Vivid, terrifying, and celebratory, Electric Shamans at the Festival of the Sunblends the primal with the supernatural, solidifying Mónica Ojeda as one of the most singular and exciting voices in Latin American and world literature today.

I RECEIVED A DRC FROM THE PUBLISHER VIA EDELWEISS+. THANK YOU.

My Review
: Sarah Booker, the translator whose job it was to make this...tale...accessible to Anglophone audiences, has The Best Job Ever. She and the Coffee House Press acquisitions team get to read good stuff all the time, most of which will never see US publication for a variety of reasons, and we on the outside will never know even exist. Translator Booker has the hard, intense job of creating in English (a very slippery tool, English, full of landmines and tiger-traps for translators) a story told in Spanish that's already sui generis. (Read the Spanish-language reviews on Goodreads, most mention how poetic/beautiful the language is.)

Starting a story at a music festival (I recommend googling the names of the musicians throughout the book, it's most instructive) is quite a flex.
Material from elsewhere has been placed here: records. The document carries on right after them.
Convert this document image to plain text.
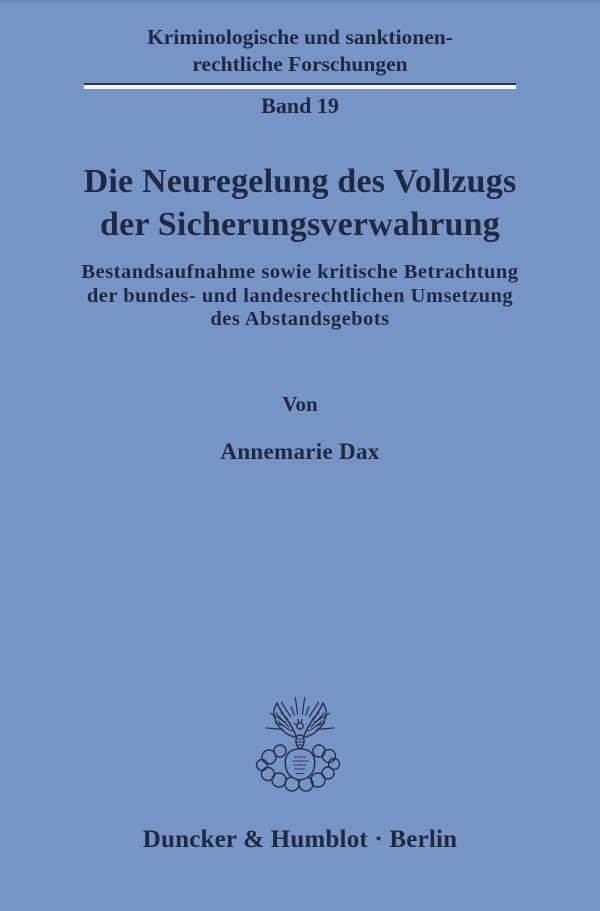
Kriminologische und sanktionen-
rechtliche Forschungen
Band 19
Die Neuregelung des Vollzugs
der Sicherungsverwahrung
Bestandsaufnahme sowie kritische Betrachtung
der bundes- und landesrechtlichen Umsetzung
des Abstandsgebots
Von
Annemarie Dax
Duncker & Humblot · Berlin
It's a loud, raucous thing by design, so having your characters start our acquaintance in such an intense and auditorily overwhelming way is going to sort the audience into pro and con very quickly. I suspect most people who liked Jawbone and/or Nefando will be averse to this intense introduction to our PoV women. I don't know if enough people are already on the Ojeda/Booker train to make that a sizable market but I sure as hell hope so...I want more.

After the characters are charged with the passionate energy that a music festival imparts to those willing to receive it, they begin the Hero's Journey to that gorgeous and mystical place, the Andes Mountains, for shamanic enlightenment. If you have never been to Cuzco or Machu Picchu, please make at least those places destination priorities. I found the evocation of place in this part of the tale we're investing in to be stellar, even better than the more divisive music festival with its more chaotic and uncontrolled atmosphere.

The common element of both segments of the tale, musical and mystical, are overcoming the breakage that a brutal and uncaring world inflicts on us all, and submerging into an overwhelming Otherness to find the path through the noise and pain of Life. It's done in the musical mode of counterpoint, so it unites seemingly disparate modes by their very difference.

I'm really not sure how better to explain the affect of the read than to say it helps to think of the gestalt as an opera libretto, structured to an underlying music that never stops and always leads you forward. The effect of this use of a constant, if quiet, through line is to make the crescendos hit harder, feel louder, than you expect them to be. Invest in Noa and her dad, accept the antiphonal others, and this read will propel you into the shamanic journey's end-point you didn't necessarily see coming.